Forgive Us Our Debts
Posted by Eric (March 21, 2006 at 5:54 pm)
This morning I walked down the block to the local Latin Rite church for Mass and Confession. The Gospel for today was Matthew 18:21-35, the parable of the unforgiving servant.
I wonder why the servant whose massive debt was forgiven was so ready to demand repayment of the debt he was owed by his fellow servant. I would think he’d be walking on air after his interview with the master, whose mercy gave him a new lease on life. But he’s not—somehow, his heart is full of bitterness.

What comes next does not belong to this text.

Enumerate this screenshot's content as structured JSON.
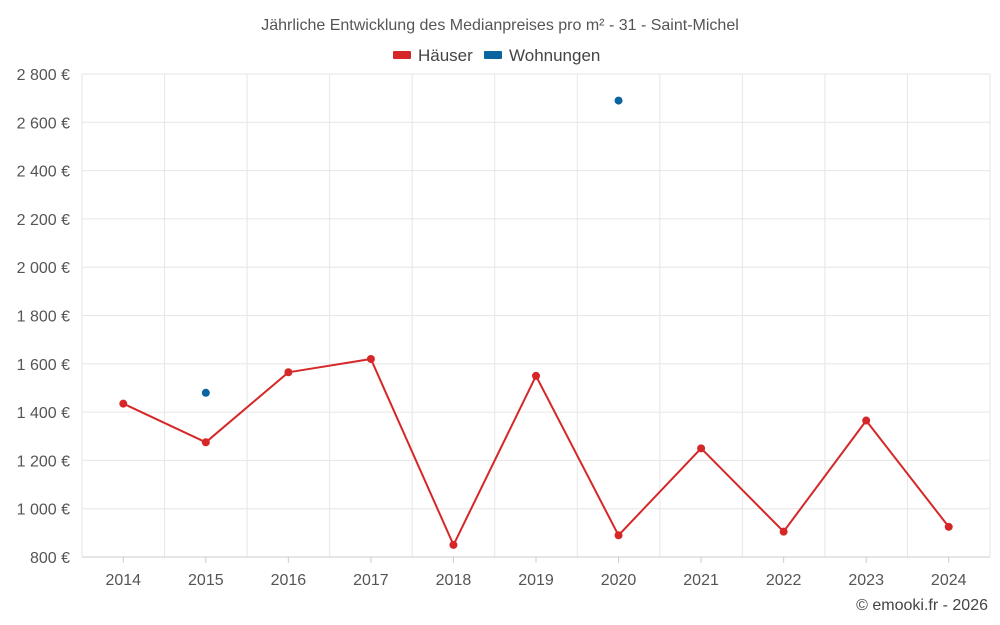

I’d like to speculate that unforgiving servant, far from being filled with gratitude that his debt was forgiven, was filled instead with humiliation at having had to beg for mercy from his master. Perhaps his motive in demanding repayment of his fellow servant’s debt was to effect a plan of repaying the master after all.
This reading at least seems possible from the text, and I think it’s more satisfying than simply crediting the unforgiving servant with a kind of generic hardness of heart. Moreover, it corresponds to our own struggles with mercy.
Do we really believe that we are forgiven, that our transgressions have been blotted out? Or do we resist God’s mercy? And do we not then take out this sense of shame, unworthiness, and doubt upon others?
Are we unforgiving, because we do not really believe that we have first been forgiven?